И снова наступал вечер, прерывая одиночество, которое было обоим немного в тягость. Мария, как и Мануэль, с нетерпением ждала условного сигнала, несущего освобождение, ибо нет любви, которая не нуждалась бы в передышке. Этот краткий час между супом и десертом Оливье — поскольку посольство получало достоверную информацию — использовал обычно на то, чтобы внести поправки в откровенно тенденциозные сводки, передававшиеся по радио. Его сведения были убийственны. Казалось, всякое сопротивление было сломлено. По всей стране звучал грохот солдатских сапог, она превращалась в придаток к казармам и тюрьмам. Все политические партии точно исчезли с лица земли.

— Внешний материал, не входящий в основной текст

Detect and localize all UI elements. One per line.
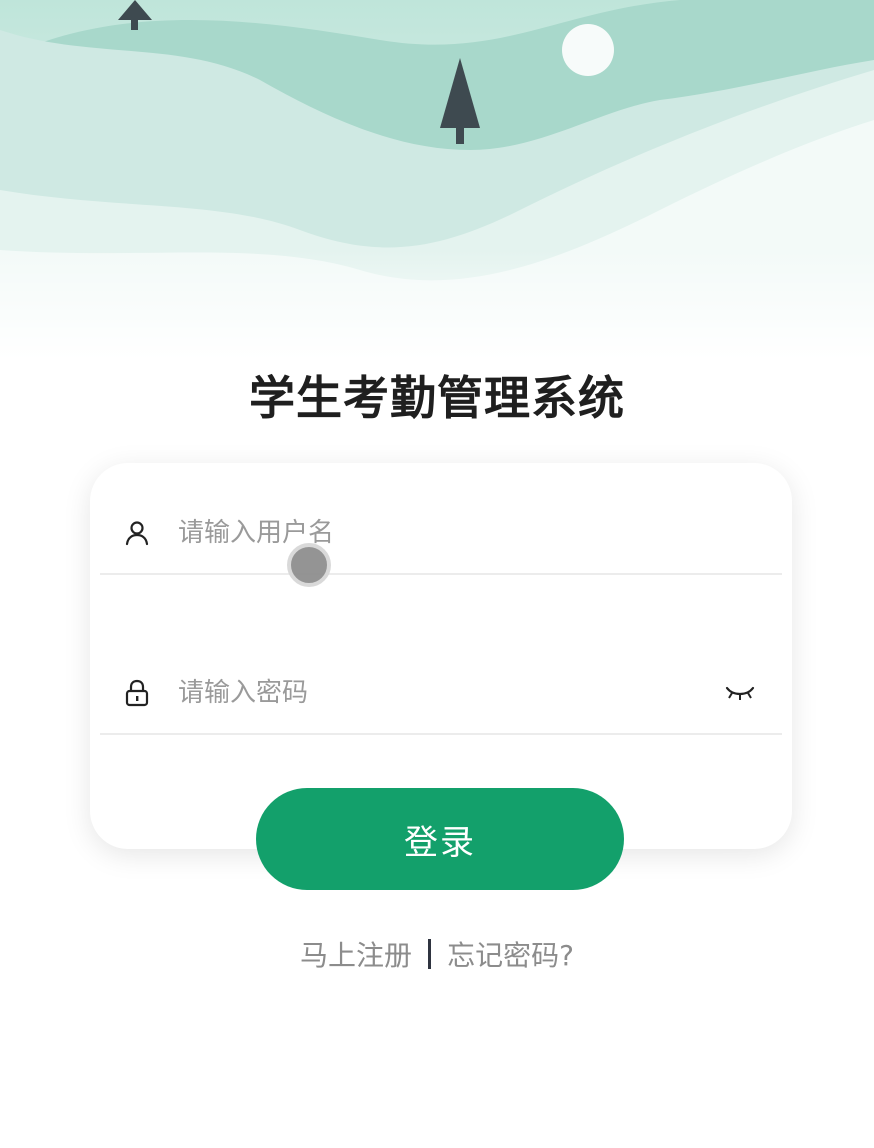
touch-pointer-indicator — [287, 543, 331, 587]
username-field — [100, 493, 782, 575]
password-field — [100, 653, 782, 735]
eye-closed-icon[interactable] — [722, 681, 758, 705]
login-button[interactable]: 登录 — [256, 788, 624, 890]
auth-links: 马上注册 忘记密码? — [0, 934, 874, 974]
password-input[interactable] — [176, 667, 740, 719]
header-illustration — [0, 0, 874, 360]
link-separator — [428, 939, 432, 969]
page-title: 学生考勤管理系统 — [249, 371, 625, 425]
username-input[interactable] — [176, 507, 740, 559]
forgot-password-link[interactable]: 忘记密码? — [447, 934, 574, 974]
user-icon — [122, 518, 152, 548]
register-link[interactable]: 马上注册 — [300, 934, 412, 974]
login-page: 学生考勤管理系统 请输入用户名 登录 马上注册 忘记密码? — [0, 0, 874, 1148]
lock-icon — [122, 678, 152, 708]
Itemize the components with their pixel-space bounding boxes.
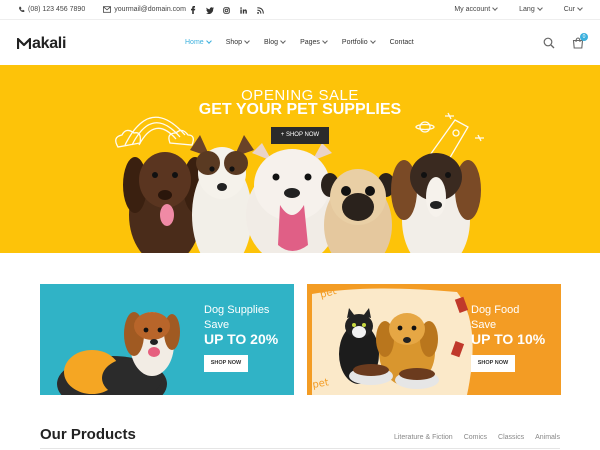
search-button[interactable] [543, 36, 555, 54]
banner-discount: UP TO 20% [204, 331, 279, 347]
my-account-dropdown[interactable]: My account [454, 5, 498, 13]
banner-title: Dog Supplies [204, 304, 270, 316]
promo-banner-dog-food[interactable]: pet pet Dog Food Save UP TO 10% SHOP NOW [307, 284, 561, 395]
chevron-down-icon [369, 38, 376, 44]
twitter-icon[interactable] [201, 5, 218, 15]
banner-subtitle: Save [471, 319, 497, 331]
search-icon [543, 37, 555, 49]
chevron-down-icon [536, 5, 543, 11]
facebook-icon[interactable] [184, 5, 201, 15]
instagram-icon[interactable] [218, 5, 235, 15]
banner-subtitle: Save [204, 319, 230, 331]
social-links [184, 5, 269, 15]
main-nav: Home Shop Blog Pages Portfolio Contact [185, 38, 429, 46]
section-title-products: Our Products [40, 426, 136, 443]
phone-number: (08) 123 456 7890 [28, 6, 86, 13]
phone-icon [19, 6, 25, 13]
banner-shop-now-button[interactable]: SHOP NOW [471, 355, 515, 372]
hero-shop-now-button[interactable]: + SHOP NOW [271, 127, 329, 144]
promo-banner-dog-supplies[interactable]: Dog Supplies Save UP TO 20% SHOP NOW [40, 284, 294, 395]
tab-classics[interactable]: Classics [498, 434, 524, 441]
product-category-tabs: Literature & Fiction Comics Classics Ani… [383, 434, 560, 441]
dog-beagle [391, 153, 481, 253]
nav-portfolio[interactable]: Portfolio [342, 38, 376, 46]
nav-contact[interactable]: Contact [390, 39, 414, 46]
chevron-down-icon [244, 38, 250, 44]
banner-title: Dog Food [471, 304, 520, 316]
dog-bulldog [246, 143, 338, 253]
language-dropdown[interactable]: Lang [519, 5, 543, 13]
nav-shop[interactable]: Shop [226, 38, 250, 46]
tab-comics[interactable]: Comics [464, 434, 487, 441]
currency-dropdown[interactable]: Cur [564, 5, 583, 13]
nav-blog[interactable]: Blog [264, 38, 286, 46]
chevron-down-icon [492, 5, 498, 11]
chevron-down-icon [577, 5, 583, 11]
chevron-down-icon [322, 38, 328, 44]
mail-icon [103, 6, 112, 13]
cart-count-badge: 0 [580, 33, 588, 41]
dog-pug [321, 169, 395, 253]
top-bar: (08) 123 456 7890 yourmail@domain.com My… [0, 0, 600, 20]
linkedin-icon[interactable] [235, 5, 252, 15]
chevron-down-icon [280, 38, 286, 44]
chevron-down-icon [205, 38, 212, 44]
rss-icon[interactable] [252, 5, 269, 15]
email-contact[interactable]: yourmail@domain.com [103, 6, 186, 13]
hero-headline-2: GET YOUR PET SUPPLIES [198, 101, 402, 118]
banner-shop-now-button[interactable]: SHOP NOW [204, 355, 248, 372]
site-header: akali Home Shop Blog Pages Portfolio Con… [0, 20, 600, 65]
logo-m-icon [17, 38, 31, 49]
nav-pages[interactable]: Pages [300, 38, 328, 46]
phone-contact[interactable]: (08) 123 456 7890 [18, 6, 85, 13]
dog-jack-russell [190, 135, 254, 253]
site-logo[interactable]: akali [17, 35, 66, 53]
tab-animals[interactable]: Animals [535, 434, 560, 441]
nav-home[interactable]: Home [185, 38, 212, 46]
email-address: yourmail@domain.com [114, 6, 186, 13]
hero-banner: OPENING SALE GET YOUR PET SUPPLIES + SHO… [0, 65, 600, 253]
tab-literature-fiction[interactable]: Literature & Fiction [394, 434, 453, 441]
banner-discount: UP TO 10% [471, 331, 546, 347]
section-divider [40, 448, 560, 449]
cart-button[interactable]: 0 [572, 33, 588, 54]
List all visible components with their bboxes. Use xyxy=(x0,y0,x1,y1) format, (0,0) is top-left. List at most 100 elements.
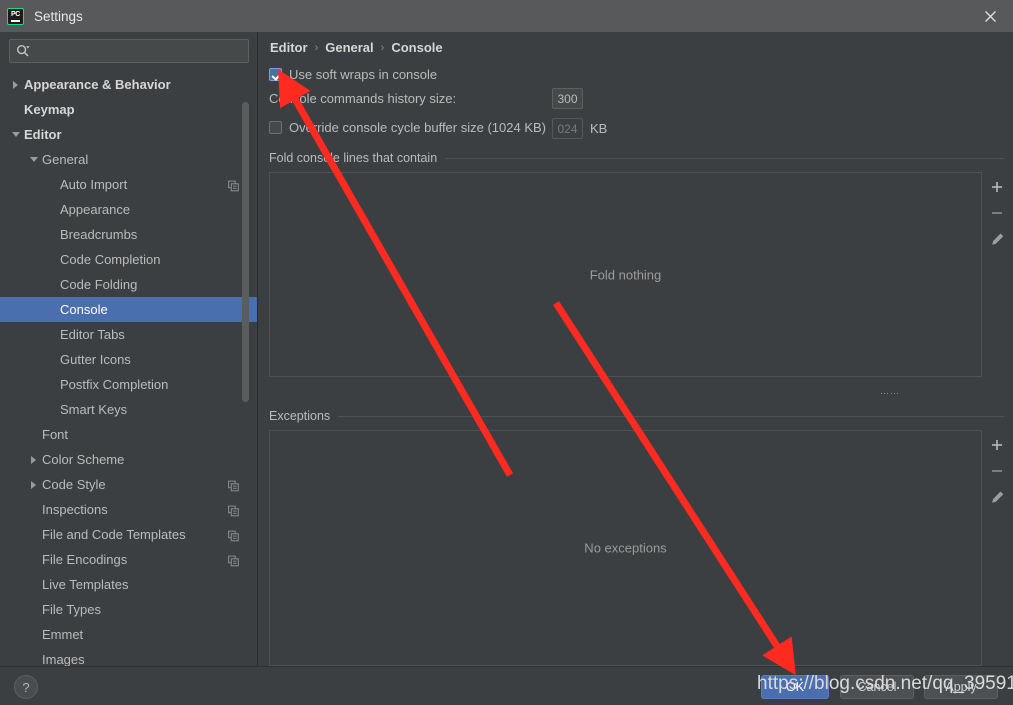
console-settings-pane: Editor › General › Console Use soft wrap… xyxy=(258,32,1013,666)
sidebar-item-postfix-completion[interactable]: Postfix Completion xyxy=(0,372,257,397)
pycharm-logo-text: PC xyxy=(10,11,21,18)
chevron-right-icon[interactable] xyxy=(28,479,39,490)
add-icon[interactable] xyxy=(983,174,1011,200)
sidebar-item-color-scheme[interactable]: Color Scheme xyxy=(0,447,257,472)
fold-panel-toolbar xyxy=(983,174,1011,252)
remove-icon[interactable] xyxy=(983,458,1011,484)
breadcrumb-editor[interactable]: Editor xyxy=(270,40,308,55)
copy-settings-icon[interactable] xyxy=(228,179,239,191)
soft-wraps-checkbox[interactable] xyxy=(269,68,282,81)
override-buffer-checkbox[interactable] xyxy=(269,121,282,134)
sidebar-item-label: Font xyxy=(42,427,69,442)
sidebar-item-emmet[interactable]: Emmet xyxy=(0,622,257,647)
sidebar-item-label: File and Code Templates xyxy=(42,527,186,542)
sidebar-item-label: Inspections xyxy=(42,502,108,517)
chevron-down-icon[interactable] xyxy=(28,154,39,165)
settings-search-box[interactable] xyxy=(9,39,249,63)
sidebar-scrollbar-thumb[interactable] xyxy=(242,102,249,402)
breadcrumb-general[interactable]: General xyxy=(325,40,373,55)
sidebar-item-label: Appearance & Behavior xyxy=(24,77,171,92)
sidebar-item-file-and-code-templates[interactable]: File and Code Templates xyxy=(0,522,257,547)
breadcrumb: Editor › General › Console xyxy=(270,40,443,55)
sidebar-item-breadcrumbs[interactable]: Breadcrumbs xyxy=(0,222,257,247)
pycharm-logo-icon: PC xyxy=(7,7,24,25)
copy-settings-icon[interactable] xyxy=(228,554,239,566)
close-icon[interactable] xyxy=(968,0,1013,32)
sidebar-item-file-types[interactable]: File Types xyxy=(0,597,257,622)
sidebar-item-auto-import[interactable]: Auto Import xyxy=(0,172,257,197)
copy-settings-icon[interactable] xyxy=(228,529,239,541)
sidebar-item-label: Code Completion xyxy=(60,252,161,267)
override-buffer-input[interactable]: 024 xyxy=(552,118,583,139)
copy-settings-icon[interactable] xyxy=(228,479,239,491)
ok-button[interactable]: OK xyxy=(761,675,829,699)
sidebar-item-smart-keys[interactable]: Smart Keys xyxy=(0,397,257,422)
sidebar-item-label: Appearance xyxy=(60,202,131,217)
fold-section-title: Fold console lines that contain xyxy=(269,151,438,165)
cancel-button[interactable]: Cancel xyxy=(840,675,914,699)
history-size-label: Console commands history size: xyxy=(269,91,457,106)
remove-icon[interactable] xyxy=(983,200,1011,226)
override-buffer-unit: KB xyxy=(590,121,608,136)
copy-settings-icon[interactable] xyxy=(228,504,239,516)
splitter-grip[interactable]: ⋯⋯ xyxy=(880,389,900,398)
sidebar-item-label: Images xyxy=(42,652,85,666)
settings-tree[interactable]: Appearance & Behavior Keymap Editor General… xyxy=(0,72,257,666)
section-divider xyxy=(338,415,1004,417)
sidebar-item-gutter-icons[interactable]: Gutter Icons xyxy=(0,347,257,372)
sidebar-item-label: Smart Keys xyxy=(60,402,128,417)
exceptions-list-panel[interactable]: No exceptions xyxy=(269,430,982,666)
section-divider xyxy=(445,157,1004,159)
add-icon[interactable] xyxy=(983,432,1011,458)
sidebar-item-editor[interactable]: Editor xyxy=(0,122,257,147)
sidebar-item-live-templates[interactable]: Live Templates xyxy=(0,572,257,597)
exceptions-section-title: Exceptions xyxy=(269,409,331,423)
fold-list-panel[interactable]: Fold nothing xyxy=(269,172,982,377)
sidebar-item-label: Breadcrumbs xyxy=(60,227,138,242)
fold-section-header: Fold console lines that contain xyxy=(269,151,1004,165)
override-buffer-label: Override console cycle buffer size (1024… xyxy=(289,120,546,135)
exceptions-empty-text: No exceptions xyxy=(584,540,667,556)
sidebar-item-editor-tabs[interactable]: Editor Tabs xyxy=(0,322,257,347)
sidebar-item-label: Editor Tabs xyxy=(60,327,125,342)
sidebar-item-keymap[interactable]: Keymap xyxy=(0,97,257,122)
sidebar-item-label: Code Folding xyxy=(60,277,138,292)
sidebar-item-file-encodings[interactable]: File Encodings xyxy=(0,547,257,572)
chevron-right-icon[interactable] xyxy=(28,454,39,465)
search-input[interactable] xyxy=(30,43,248,59)
soft-wraps-label: Use soft wraps in console xyxy=(289,67,438,82)
chevron-down-icon[interactable] xyxy=(10,129,21,140)
chevron-right-icon: › xyxy=(314,41,319,54)
sidebar-item-appearance[interactable]: Appearance xyxy=(0,197,257,222)
sidebar-item-label: Gutter Icons xyxy=(60,352,131,367)
chevron-right-icon: › xyxy=(380,41,385,54)
exceptions-section-header: Exceptions xyxy=(269,409,1004,423)
sidebar-item-general[interactable]: General xyxy=(0,147,257,172)
settings-sidebar: Appearance & Behavior Keymap Editor General… xyxy=(0,32,258,666)
sidebar-item-font[interactable]: Font xyxy=(0,422,257,447)
edit-icon[interactable] xyxy=(983,484,1011,510)
sidebar-item-images[interactable]: Images xyxy=(0,647,257,666)
sidebar-scrollbar-track[interactable] xyxy=(242,72,253,666)
apply-button[interactable]: Apply xyxy=(924,675,998,699)
sidebar-item-console[interactable]: Console xyxy=(0,297,257,322)
sidebar-item-inspections[interactable]: Inspections xyxy=(0,497,257,522)
chevron-right-icon[interactable] xyxy=(10,79,21,90)
sidebar-item-label: Emmet xyxy=(42,627,84,642)
window-title: Settings xyxy=(34,8,83,24)
breadcrumb-console: Console xyxy=(391,40,443,55)
dialog-footer: ? OK Cancel Apply xyxy=(0,666,1013,705)
help-button[interactable]: ? xyxy=(14,675,38,699)
sidebar-item-label: Console xyxy=(60,302,108,317)
edit-icon[interactable] xyxy=(983,226,1011,252)
fold-empty-text: Fold nothing xyxy=(589,267,662,282)
sidebar-item-code-style[interactable]: Code Style xyxy=(0,472,257,497)
override-buffer-row[interactable]: Override console cycle buffer size (1024… xyxy=(269,120,546,135)
history-size-input[interactable]: 300 xyxy=(552,88,583,109)
sidebar-item-code-folding[interactable]: Code Folding xyxy=(0,272,257,297)
sidebar-item-label: Color Scheme xyxy=(42,452,125,467)
soft-wraps-row[interactable]: Use soft wraps in console xyxy=(269,67,437,82)
sidebar-item-label: File Types xyxy=(42,602,102,617)
sidebar-item-code-completion[interactable]: Code Completion xyxy=(0,247,257,272)
sidebar-item-appearance-behavior[interactable]: Appearance & Behavior xyxy=(0,72,257,97)
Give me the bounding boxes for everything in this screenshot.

В государственных канцеляриях занимались цифровыми играми — шли подсчеты убитых.
Оливье деликатно воздерживался от комментариев, предоставляя высказываться сенатору, который, бросая в кофе сахар, разумеется, кипел от негодования. В трагедии тоже есть свои взлеты и свои падения. Живой труп, мучаясь оттого, что оказался за бортом событий, стыдясь того, что он из актера превратился вдруг в зрителя, Мануэль к концу ужина совсем сникал. Тогда начинали говорить о другом. А когда Оливье, снова возвращаясь к главному, принимался рассказывать о страхах Фиделии, чей муж находился под подозрением, или о действиях, предпринятых посольством для спасения беженцев, женщины вставали и удалялись на кухню, где за мытьем посуды погружались в доверительные беседы.